Hi all,
I thought it would be good to get some advice from around the world on this topic. How do other people do on-demand models in Cylc, where an external something (message? file?) triggers the suite to run?
First, I should say I (so far) think of two types of on-demand systems:
- Completely on demand, can run anytime anyday, and it is not linked to any particular cycle point
- On demand within a window, and tied to a cycle point/basetime
Type1
I can see several ways of handling this, depending on how the infrastructure and security is setup
- Cycle that runs every X minutes. First task checks for a file in a remote location. If file exists, cycle runs, otherwise it suicides the rest of the tasks. I presume this needs to be a datetime cycling suite, as I don’t think integer cycling suites can have time triggers?

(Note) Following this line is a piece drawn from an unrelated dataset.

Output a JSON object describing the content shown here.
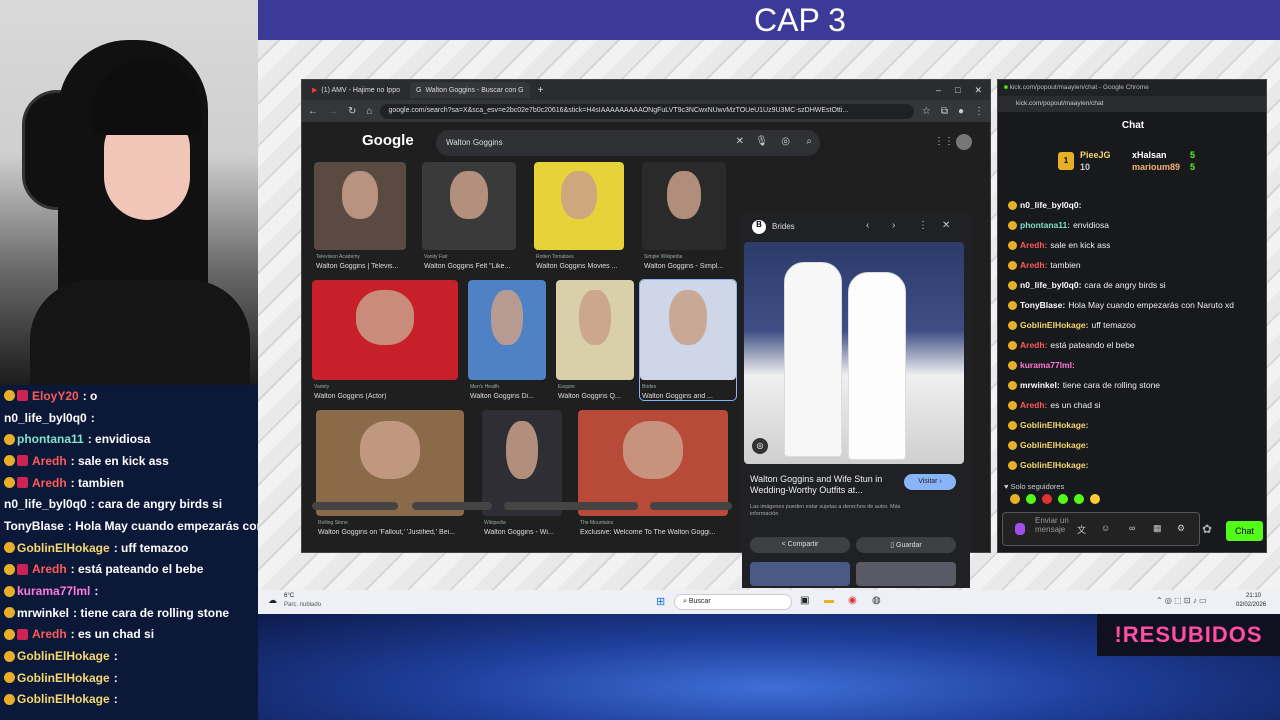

pro: Good visibility that it is doing something. Uses a cyclepoint which is fairly standard for all other suites we use
con: more overhead, arbitrarily tied the suite to a cyclepoint which has no meaning - Integer cycling suite. Xtrigger which polls for a file or event from a message broker. Same xtrigger will just continue indefinitely until one is found. This could take days, weeks, or months to be satisfied. I’m working on the assumption xtriggers don’t expire (it would be nice if you could make an xtrigger expire by the way, but the implementation of that is a bit awkward to do well - I certainly don’t have a vision of how to do that in a generic way).

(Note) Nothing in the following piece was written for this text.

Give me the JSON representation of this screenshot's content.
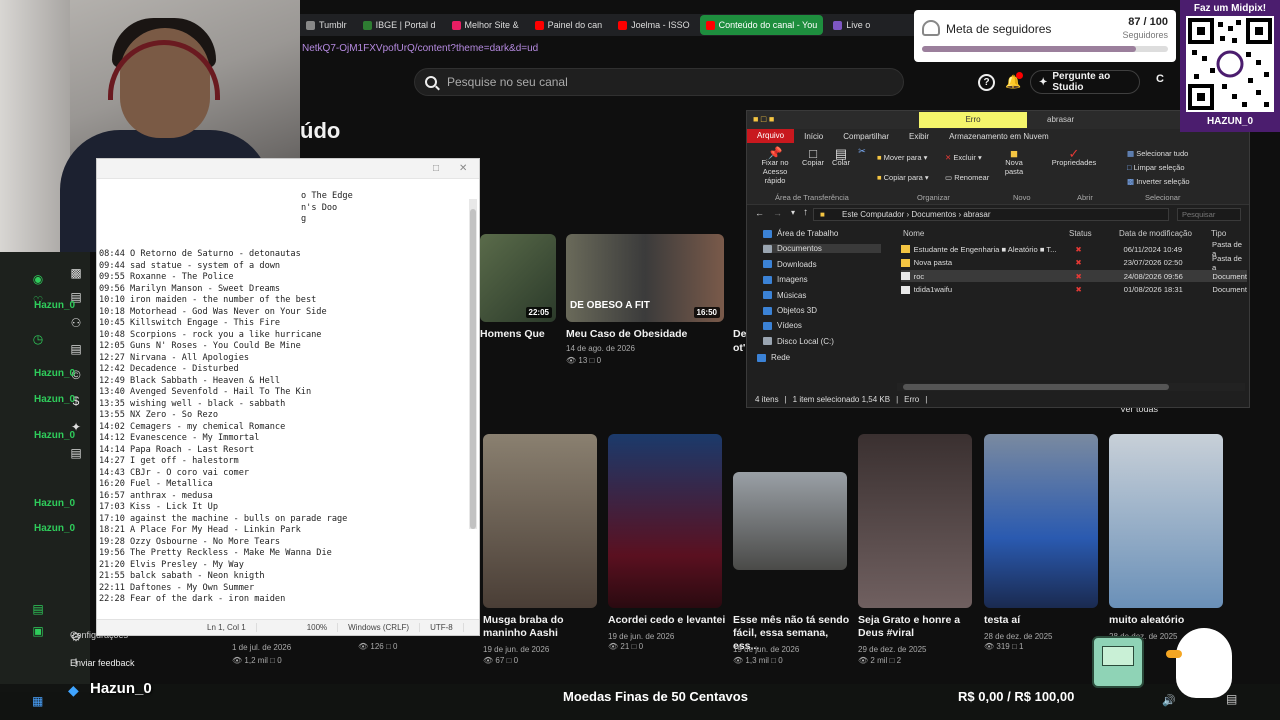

pro: less overhead in the suite
con: limited visibility to people monitoring that the suite is doing anything - Integer cycling suite. Launches a task somewhere which can check the status of something else, fail/retry approach.

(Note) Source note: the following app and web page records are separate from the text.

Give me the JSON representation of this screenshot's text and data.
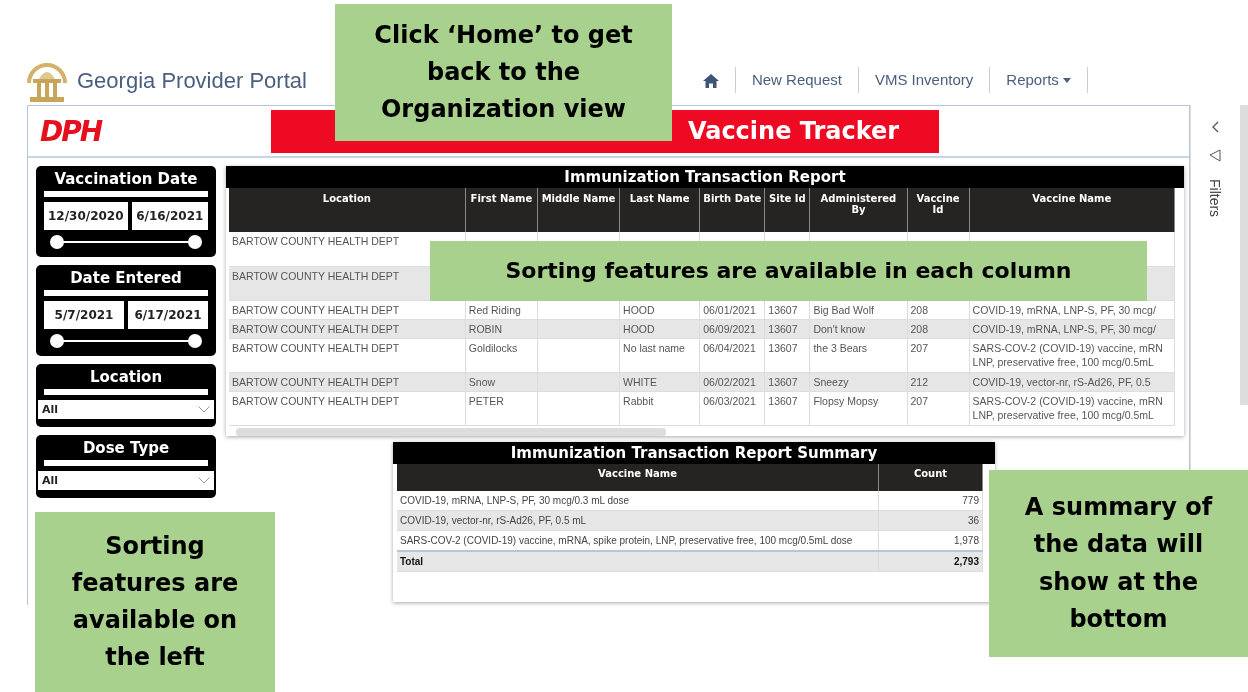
{
  "header": {
    "title": "Georgia Provider Portal",
    "nav": [
      {
        "kind": "home"
      },
      {
        "kind": "link",
        "label": "New Request"
      },
      {
        "kind": "link",
        "label": "VMS Inventory"
      },
      {
        "kind": "dropdown",
        "label": "Reports"
      }
    ]
  },
  "report": {
    "logo": "DPH",
    "banner_title": "Vaccine Tracker",
    "slicers": [
      {
        "kind": "date_range",
        "title": "Vaccination Date",
        "start": "12/30/2020",
        "end": "6/16/2021",
        "handles": [
          {
            "level": 0
          },
          {
            "level": 1
          }
        ]
      },
      {
        "kind": "date_range",
        "title": "Date Entered",
        "start": "5/7/2021",
        "end": "6/17/2021",
        "handles": [
          {
            "level": 0
          },
          {
            "level": 1
          }
        ]
      },
      {
        "kind": "dropdown",
        "title": "Location",
        "value": "All"
      },
      {
        "kind": "dropdown",
        "title": "Dose Type",
        "value": "All"
      }
    ],
    "table": {
      "title": "Immunization Transaction Report",
      "columns": [
        "Location",
        "First Name",
        "Middle Name",
        "Last Name",
        "Birth Date",
        "Site Id",
        "Administered By",
        "Vaccine Id",
        "Vaccine Name"
      ],
      "rows": [
        {
          "cells": [
            "BARTOW COUNTY HEALTH DEPT",
            null,
            null,
            null,
            null,
            null,
            null,
            null,
            null
          ]
        },
        {
          "cells": [
            "BARTOW COUNTY HEALTH DEPT",
            null,
            null,
            null,
            null,
            null,
            null,
            null,
            null
          ]
        },
        {
          "cells": [
            "BARTOW COUNTY HEALTH DEPT",
            "Red Riding",
            null,
            "HOOD",
            "06/01/2021",
            "13607",
            "Big Bad Wolf",
            "208",
            "COVID-19, mRNA, LNP-S, PF, 30 mcg/"
          ]
        },
        {
          "cells": [
            "BARTOW COUNTY HEALTH DEPT",
            "ROBIN",
            null,
            "HOOD",
            "06/09/2021",
            "13607",
            "Don't know",
            "208",
            "COVID-19, mRNA, LNP-S, PF, 30 mcg/"
          ]
        },
        {
          "cells": [
            "BARTOW COUNTY HEALTH DEPT",
            "Goldilocks",
            null,
            "No last name",
            "06/04/2021",
            "13607",
            "the 3 Bears",
            "207",
            "SARS-COV-2 (COVID-19) vaccine, mRN\nLNP, preservative free, 100 mcg/0.5mL"
          ]
        },
        {
          "cells": [
            "BARTOW COUNTY HEALTH DEPT",
            "Snow",
            null,
            "WHITE",
            "06/02/2021",
            "13607",
            "Sneezy",
            "212",
            "COVID-19, vector-nr, rS-Ad26, PF, 0.5"
          ]
        },
        {
          "cells": [
            "BARTOW COUNTY HEALTH DEPT",
            "PETER",
            null,
            "Rabbit",
            "06/03/2021",
            "13607",
            "Flopsy Mopsy",
            "207",
            "SARS-COV-2 (COVID-19) vaccine, mRN\nLNP, preservative free, 100 mcg/0.5mL"
          ]
        }
      ]
    },
    "summary": {
      "title": "Immunization Transaction Report Summary",
      "columns": [
        "Vaccine Name",
        "Count"
      ],
      "rows": [
        {
          "name": "COVID-19, mRNA, LNP-S, PF, 30 mcg/0.3 mL dose",
          "count": "779"
        },
        {
          "name": "COVID-19, vector-nr, rS-Ad26, PF, 0.5 mL",
          "count": "36"
        },
        {
          "name": "SARS-COV-2 (COVID-19) vaccine, mRNA, spike protein, LNP, preservative free, 100 mcg/0.5mL dose",
          "count": "1,978"
        }
      ],
      "total": {
        "label": "Total",
        "count": "2,793"
      }
    },
    "filters_pane": {
      "label": "Filters"
    }
  },
  "callouts": [
    {
      "text": "Click ‘Home’ to get back to the Organization view"
    },
    {
      "text": "Sorting features are available in each column"
    },
    {
      "text": "Sorting features are available on the left"
    },
    {
      "text": "A summary of the data will show at the bottom"
    }
  ]
}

pro: I can’t really think of any
con: I don’t think you can fail/retry indefinitely. I personally really dislike the fail/retry mechanism for polling as it just makes the suite always look like its in a state of failure
Are there other approaches I haven’t considered? Have people tried different approaches like above and have thoughts on which worked best? I have used approach 1 before, but I do find it clunky.
Type 2
Slight variations on the above. All instances assume a datetime cyclepoint suite.
- One cyclepoint at each basetime that the suite is linked to. Long lived polling task looking for file/event.
pro: Really easy to implement
con: Sysadmins tend to hate long lived polling tasks - One cyclepoint at each basetime that the suite is linked to. Fail/retry mechanic to poll for files. If you alert upstream about no triggering file being sent (in case they forgot), add in a task with a wallclock which gets removed from the suite if it isn’t needed.
pro: Simple to implement. Won’t annoy sysadmins too much
con: I don’t like fail/retry mechanics for polling - One cyclepoint at each basetime that the suite is linked to. Create an xtrigger to poll for the event/file. Add in an expiry offset to the xtrigger, which will succeed after a certain time with a dictionary construction that the next task will check to determine whether to run anything in the cycle or not. Add an alerting task as above.
pro: Polling gets masked behind the scenes. Shouldn’t annoy sysadmins too much.
con: I can’t think of too many off of the top of my head. Assumes access from the Cylc server to the message or file. A bit more awkwardness in the xtrigger, but not much.
So, from the ideas I’ve got above, 3 makes the most sense to me, then the other two are a bit of a toss up.
Ok, that is long enough I think. Any advice that people have from their experience would be greatly appreciated.
- Tom